The intent of the 14th Amendment was, shockingly enough, to curtail the effects of what happened when citizens were treated as second-class citizens. Second-class citizenship is just another way of saying that there are certain persons who will be denied rights that they are actually entitled to.

This amendment is designed to protect the very children that are now being prosecuted because of where their parents were born. The 14th Amendment is a way to rectify the institutional racism that is so prevalent in society. Now there are people trying to use it to enforce their ideologies about who does and does not get rights within this country.

Another argument as to why children that were born in the U.S. but were born to parents that immigrated here illegally is the concept of the “anchor baby.”

“Anchor baby” is a largely pejorative term that is used to describe a child born here in the United States to non-citizen parents. It is a derogatory poke at why the child was conceived in the first place and is a reference to the child’s role of facilitating the transition from illegal to legal status for their parents.

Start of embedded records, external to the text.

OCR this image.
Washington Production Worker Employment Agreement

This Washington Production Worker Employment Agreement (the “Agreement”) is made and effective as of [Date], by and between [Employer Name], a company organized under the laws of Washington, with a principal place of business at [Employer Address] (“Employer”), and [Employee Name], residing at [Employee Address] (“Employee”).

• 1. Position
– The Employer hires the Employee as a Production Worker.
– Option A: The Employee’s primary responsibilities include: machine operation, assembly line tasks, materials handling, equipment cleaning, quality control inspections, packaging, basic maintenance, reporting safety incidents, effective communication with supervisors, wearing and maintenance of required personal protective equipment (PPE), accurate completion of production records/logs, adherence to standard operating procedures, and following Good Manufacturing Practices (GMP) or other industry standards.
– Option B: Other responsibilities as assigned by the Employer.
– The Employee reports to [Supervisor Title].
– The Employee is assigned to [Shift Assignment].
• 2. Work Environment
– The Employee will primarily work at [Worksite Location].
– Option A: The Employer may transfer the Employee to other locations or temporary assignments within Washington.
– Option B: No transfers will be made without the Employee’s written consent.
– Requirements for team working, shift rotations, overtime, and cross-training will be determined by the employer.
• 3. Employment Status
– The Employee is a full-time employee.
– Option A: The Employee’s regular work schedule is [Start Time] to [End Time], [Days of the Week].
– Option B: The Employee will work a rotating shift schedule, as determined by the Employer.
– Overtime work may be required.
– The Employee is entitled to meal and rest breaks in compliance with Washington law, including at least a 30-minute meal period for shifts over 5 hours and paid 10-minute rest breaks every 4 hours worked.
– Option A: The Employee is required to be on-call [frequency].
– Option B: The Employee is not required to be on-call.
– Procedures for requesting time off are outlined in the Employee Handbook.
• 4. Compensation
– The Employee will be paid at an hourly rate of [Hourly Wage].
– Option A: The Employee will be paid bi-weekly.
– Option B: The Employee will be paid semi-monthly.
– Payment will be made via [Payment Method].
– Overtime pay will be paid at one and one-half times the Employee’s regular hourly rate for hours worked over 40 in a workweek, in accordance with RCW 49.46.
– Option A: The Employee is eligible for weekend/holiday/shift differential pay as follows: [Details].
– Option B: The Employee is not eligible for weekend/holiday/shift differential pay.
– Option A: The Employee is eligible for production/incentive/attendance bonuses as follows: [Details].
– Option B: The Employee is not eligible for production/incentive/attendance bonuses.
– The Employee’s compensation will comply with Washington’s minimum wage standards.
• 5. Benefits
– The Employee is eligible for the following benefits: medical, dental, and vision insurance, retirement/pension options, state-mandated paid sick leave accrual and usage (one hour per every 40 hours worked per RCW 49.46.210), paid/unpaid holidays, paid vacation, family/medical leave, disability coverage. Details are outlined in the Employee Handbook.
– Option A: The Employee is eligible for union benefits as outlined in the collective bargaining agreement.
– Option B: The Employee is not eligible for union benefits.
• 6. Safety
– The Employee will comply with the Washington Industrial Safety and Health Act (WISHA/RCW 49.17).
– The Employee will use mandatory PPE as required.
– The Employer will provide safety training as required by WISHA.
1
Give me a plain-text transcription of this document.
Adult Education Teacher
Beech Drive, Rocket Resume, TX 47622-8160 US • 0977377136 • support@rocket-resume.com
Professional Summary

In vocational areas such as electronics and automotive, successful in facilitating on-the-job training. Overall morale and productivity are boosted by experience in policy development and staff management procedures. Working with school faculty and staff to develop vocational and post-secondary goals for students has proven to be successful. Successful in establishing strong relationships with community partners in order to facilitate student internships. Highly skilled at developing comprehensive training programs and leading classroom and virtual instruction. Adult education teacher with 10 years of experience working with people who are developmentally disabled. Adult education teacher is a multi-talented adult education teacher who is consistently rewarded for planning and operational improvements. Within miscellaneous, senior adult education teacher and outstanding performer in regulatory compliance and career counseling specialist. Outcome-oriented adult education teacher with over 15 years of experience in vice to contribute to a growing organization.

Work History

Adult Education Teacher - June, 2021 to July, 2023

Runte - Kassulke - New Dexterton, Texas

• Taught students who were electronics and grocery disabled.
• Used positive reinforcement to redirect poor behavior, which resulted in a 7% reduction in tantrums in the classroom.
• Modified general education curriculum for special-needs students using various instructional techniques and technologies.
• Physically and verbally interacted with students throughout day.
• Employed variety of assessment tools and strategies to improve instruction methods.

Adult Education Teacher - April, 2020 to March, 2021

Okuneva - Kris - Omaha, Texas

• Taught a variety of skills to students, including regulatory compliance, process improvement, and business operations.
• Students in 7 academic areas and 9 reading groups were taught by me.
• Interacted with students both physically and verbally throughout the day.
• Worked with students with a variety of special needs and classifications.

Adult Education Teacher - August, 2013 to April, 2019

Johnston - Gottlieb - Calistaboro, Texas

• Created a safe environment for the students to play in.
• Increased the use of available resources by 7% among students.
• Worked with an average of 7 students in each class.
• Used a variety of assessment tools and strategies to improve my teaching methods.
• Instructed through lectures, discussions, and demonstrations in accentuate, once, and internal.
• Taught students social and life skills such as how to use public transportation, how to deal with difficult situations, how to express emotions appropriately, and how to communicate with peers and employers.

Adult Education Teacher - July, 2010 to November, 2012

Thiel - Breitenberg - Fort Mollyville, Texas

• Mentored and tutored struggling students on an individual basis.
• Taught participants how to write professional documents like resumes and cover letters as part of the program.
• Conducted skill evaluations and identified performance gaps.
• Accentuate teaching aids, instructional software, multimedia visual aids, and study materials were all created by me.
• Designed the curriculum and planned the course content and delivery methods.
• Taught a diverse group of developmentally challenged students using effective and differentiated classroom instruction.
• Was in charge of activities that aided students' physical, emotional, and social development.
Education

Recently, I sat in my home that I share with two good friends. Upon discussing the citizenship of my parents, and that I was actually born here in the United States, I was referred to as an “anchor baby.” The individual in question never meant to be callous or hurtful.

I was supposed to take it as a joke, and not get upset about it. There is no reason to dwell on the harmful ramifications of this comment, because they should be pretty clear.

Instead, there is the ignorance of this comment – as well as the misconception that encompasses the term “anchor baby.” Citizenship by birth does not actually guarantee the parents the right to stay in the United States – at least not until the child reaches the age of maturity. Often, the parents and child are removed from the country, and the child has the ability to return to the United States once they are of age.

That comment and this term are both borne of ignorance. That is kind of the point, though: ignorance.